Dict and Map-Like Structures

Pydantic supports Dict[K, V] for key-value structures, perfect for feature flags, localized content, or other mappings.

from typing import Dict

class Blog(BaseModel):
    title: str
    content: str
    translations: Dict[str, str]  # Language code -> translated title

blog_data = {
    "title": "Pydantic Power",
    "content": "This is a blog post...",
    "translations": {
        "es": "El poder de Pydantic",
        "fr": "La puissance de Pydantic"
    }
}

blog = Blog(**blog_data)
print(blog.translations["es"])  # El poder de Pydantic

You can also nest models in dictionaries, like Dict[str, Author], for more complex mappings. Pydantic validates both keys and values according to their types.
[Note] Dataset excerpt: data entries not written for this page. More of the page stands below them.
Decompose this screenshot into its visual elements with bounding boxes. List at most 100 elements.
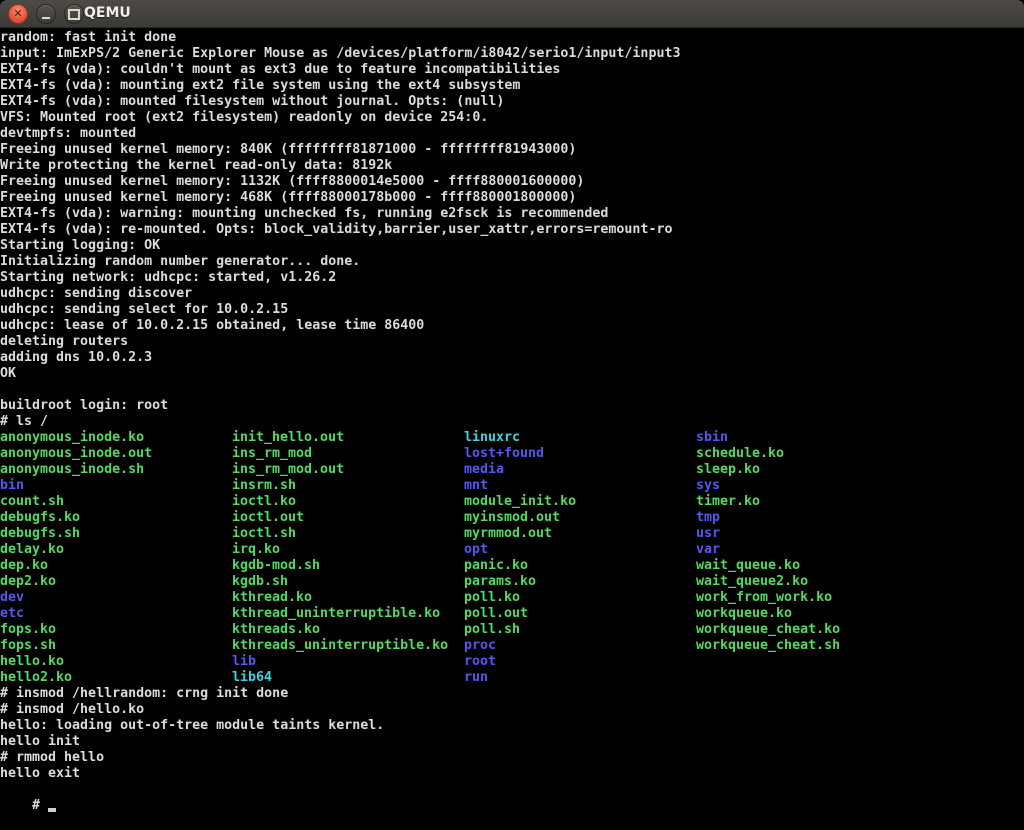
terminal-line: EXT4-fs (vda): mounted filesystem withou… [0, 94, 1024, 110]
terminal-line: Freeing unused kernel memory: 468K (ffff… [0, 190, 1024, 206]
ls-entry: schedule.ko [696, 446, 1024, 462]
ls-entry: usr [696, 526, 1024, 542]
terminal-line: # rmmod hello [0, 750, 1024, 766]
ls-entry: ioctl.out [232, 510, 464, 526]
terminal-line: EXT4-fs (vda): warning: mounting uncheck… [0, 206, 1024, 222]
ls-entry: delay.ko [0, 542, 232, 558]
ls-entry: panic.ko [464, 558, 696, 574]
ls-entry: wait_queue2.ko [696, 574, 1024, 590]
ls-entry: tmp [696, 510, 1024, 526]
minimize-icon[interactable] [36, 4, 56, 24]
terminal-line: EXT4-fs (vda): mounting ext2 file system… [0, 78, 1024, 94]
terminal-line: random: fast init done [0, 30, 1024, 46]
ls-entry: media [464, 462, 696, 478]
ls-entry: anonymous_inode.out [0, 446, 232, 462]
terminal-line: Freeing unused kernel memory: 840K (ffff… [0, 142, 1024, 158]
terminal-line: udhcpc: sending select for 10.0.2.15 [0, 302, 1024, 318]
ls-entry: kthread.ko [232, 590, 464, 606]
ls-entry: insrm.sh [232, 478, 464, 494]
ls-entry: fops.ko [0, 622, 232, 638]
maximize-glyph [68, 9, 80, 20]
ls-entry: lost+found [464, 446, 696, 462]
ls-entry: init_hello.out [232, 430, 464, 446]
ls-entry: params.ko [464, 574, 696, 590]
ls-entry: poll.out [464, 606, 696, 622]
terminal-line: EXT4-fs (vda): re-mounted. Opts: block_v… [0, 222, 1024, 238]
terminal-line: Initializing random number generator... … [0, 254, 1024, 270]
terminal-line: EXT4-fs (vda): couldn't mount as ext3 du… [0, 62, 1024, 78]
ls-entry: dev [0, 590, 232, 606]
ls-entry: hello2.ko [0, 670, 232, 686]
terminal-line: hello: loading out-of-tree module taints… [0, 718, 1024, 734]
terminal-line: Write protecting the kernel read-only da… [0, 158, 1024, 174]
ls-entry: sys [696, 478, 1024, 494]
terminal-line: udhcpc: lease of 10.0.2.15 obtained, lea… [0, 318, 1024, 334]
terminal-line: Starting network: udhcpc: started, v1.26… [0, 270, 1024, 286]
ls-entry: myinsmod.out [464, 510, 696, 526]
ls-entry: root [464, 654, 696, 670]
ls-entry: workqueue_cheat.sh [696, 638, 1024, 654]
ls-entry: linuxrc [464, 430, 696, 446]
minimize-glyph [42, 17, 50, 19]
ls-entry: var [696, 542, 1024, 558]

Accessing Nested Data Safely

Once validated, Pydantic models provide type-safe access to nested attributes. You can access fields like blog.author.name or blog.comments[0].content without worrying about KeyError or AttributeError.

For serialization, use .dict() (or .model_dump() in Pydantic V2) with options like exclude_unset, include, or exclude:

# Serialize only specific fields
print(blog.dict(include={"title", "author": {"name"}}))
# Output: {'title': 'Pydantic Power', 'author': {'name': 'Jane Doe'}}

# Exclude unset fields
blog = Blog(
    title="Test",
    content="Content",
    author=Author(name="Jane")
)
print(blog.dict(exclude_unset=True))
# Only includes fields explicitly set, skips defaults like author.bio

This makes it easy to control what data is serialized for APIs or storage.

Validation and Error Reporting in Nested Structures

Pydantic’s error reporting is precise, even for nested data. Let’s revisit the invalid comment example:

try:
    blog = Blog(**invalid_comment_data)
except ValueError as e:
    print(e.errors())

Output might look like:

[
    {
        'loc': ('comments', 1, 'author', 'email'),
        'msg': 'value is not a valid email address',
        'type': 'value_error.email'
    }
]

The loc field shows the exact path to the error (comments[1].author.email), making it easy to debug complex structures. This granularity is invaluable for APIs or user-facing validation.

Recap and Takeaways

Nested models in Pydantic make it easy to handle complex, structured data with robust validation. Key techniques:

  • Use BaseModel for nested structures like Author in Blog.
  • Leverage List[T], Dict[K, V], and Optional[T] for flexible data shapes.
  • Access nested data safely with dot notation or serialize with .dict().
  • Rely on Pydantic’s detailed error reporting for debugging.

These tools are perfect for APIs, configuration files, or any scenario with hierarchical data.